Halfway through this decade and nearly seven years after the Great Recession, Millennials are bouncing back—sort of.
In a new study released by Pew, researchers find that while Millennials—people who were born after 1981—are back to the pre-recession era unemployment levels of 7.7%, they haven’t been able to establish themselves as adults in other ways, like owning a home or getting married.
Richard Fry, an economist and lead author of the study, describes the situation as Millennials’ “failure to launch.” “I think the core is a bit of a puzzle with one clear consequence,” Fry told TIME. “There’s good news: the group that was hit the hardest—young adults—are now getting full-time jobs and earnings are tracking upwards. But the surprise is that with the recovery in the labor market, there are fewer young adults living independently.” (Living independently here is defined as heading a household; in other words, owning a home.)
When the recession hit, young people moved back into their parents’ house in droves, unemployed and without much hope for any future work. The thought process was that once the economy improved and Millennials returned to work, they’d scoot out of their parents lair.
But that hasn’t been the case, and economists aren’t sure why.
“Is it a good thing or a bad thing? I don’t know,” Fry said. He was also the author of a study three years ago that explored Millennials living and work situations using 2012 data, and he thought then that the explanation was clear. “My thought was, ‘Yeah, that’s true, the job market is crummy,'” he said. “My expectation was that as the labor market improves, more young people will strike out on their own, but that’s not the case.”

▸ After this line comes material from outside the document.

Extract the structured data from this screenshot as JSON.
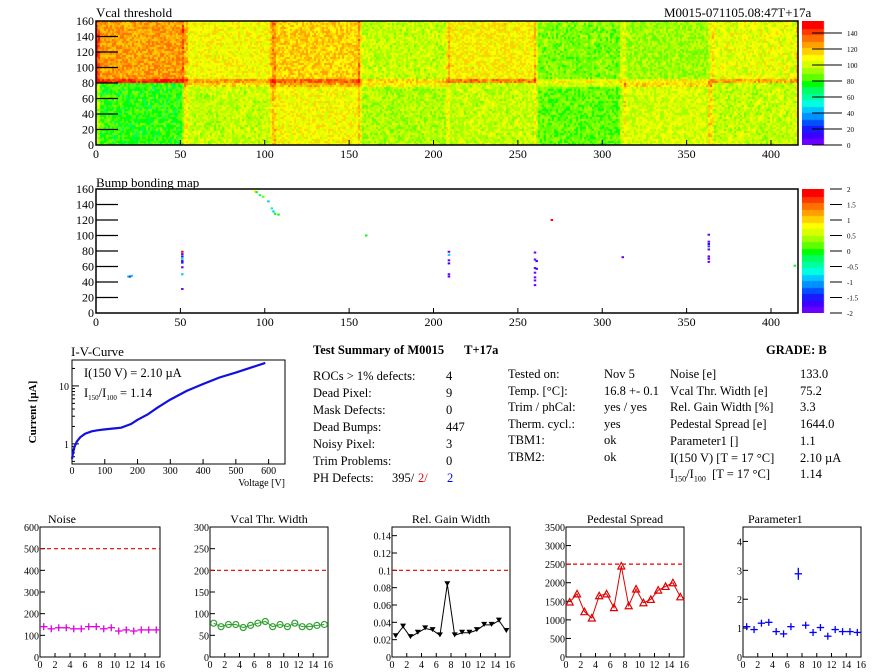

About 42.2 million 18-to-34 year olds are living away from home this year; 2007 numbers were just above 2015’s independent young adult population at 42.7 million. There are a few common characteristics of these Millennial householders; they are more likely to be women (72% compared to their male counterparts) and college-educated (86% of those with bachelors degrees were living independently compared to 75% of the same peer group holding only a high school education). Fry points to women getting in permanent romantic relationships earlier that either lead to marriage or cohabitation as the cause of this gender difference.
The consequences of Millennials still living at home go far beyond the household dynamics of adult children being at home with parents. Consider the housing sector, which has not recovered from the 2008 economic tumble. If more young adults had decided to take on home ownership, the economy may have improved more.
So how are Millennials most likely living if they’re not living at home? Probably with a roommate, or doubled up with a fellow adult who is not their spouse or partner, data suggests.
But having a roommate or living at home have real demographic effects for the future, Fry says. He goes back to two key facts: that people living independently tend to be better educated and that college educated people tend to delay marriage or not marry at all (though even Millennials with a high school education are not getting married as much as they used to.) That means that less educated Millennials are facing consequences in not just the job market, but beyond.
“There’s less sorting—that when the less educated do marry, they marry others who are also less educated,” he said. “That’s going to impact household income and economic wellbeing. That’s going to affect economic outcomes.”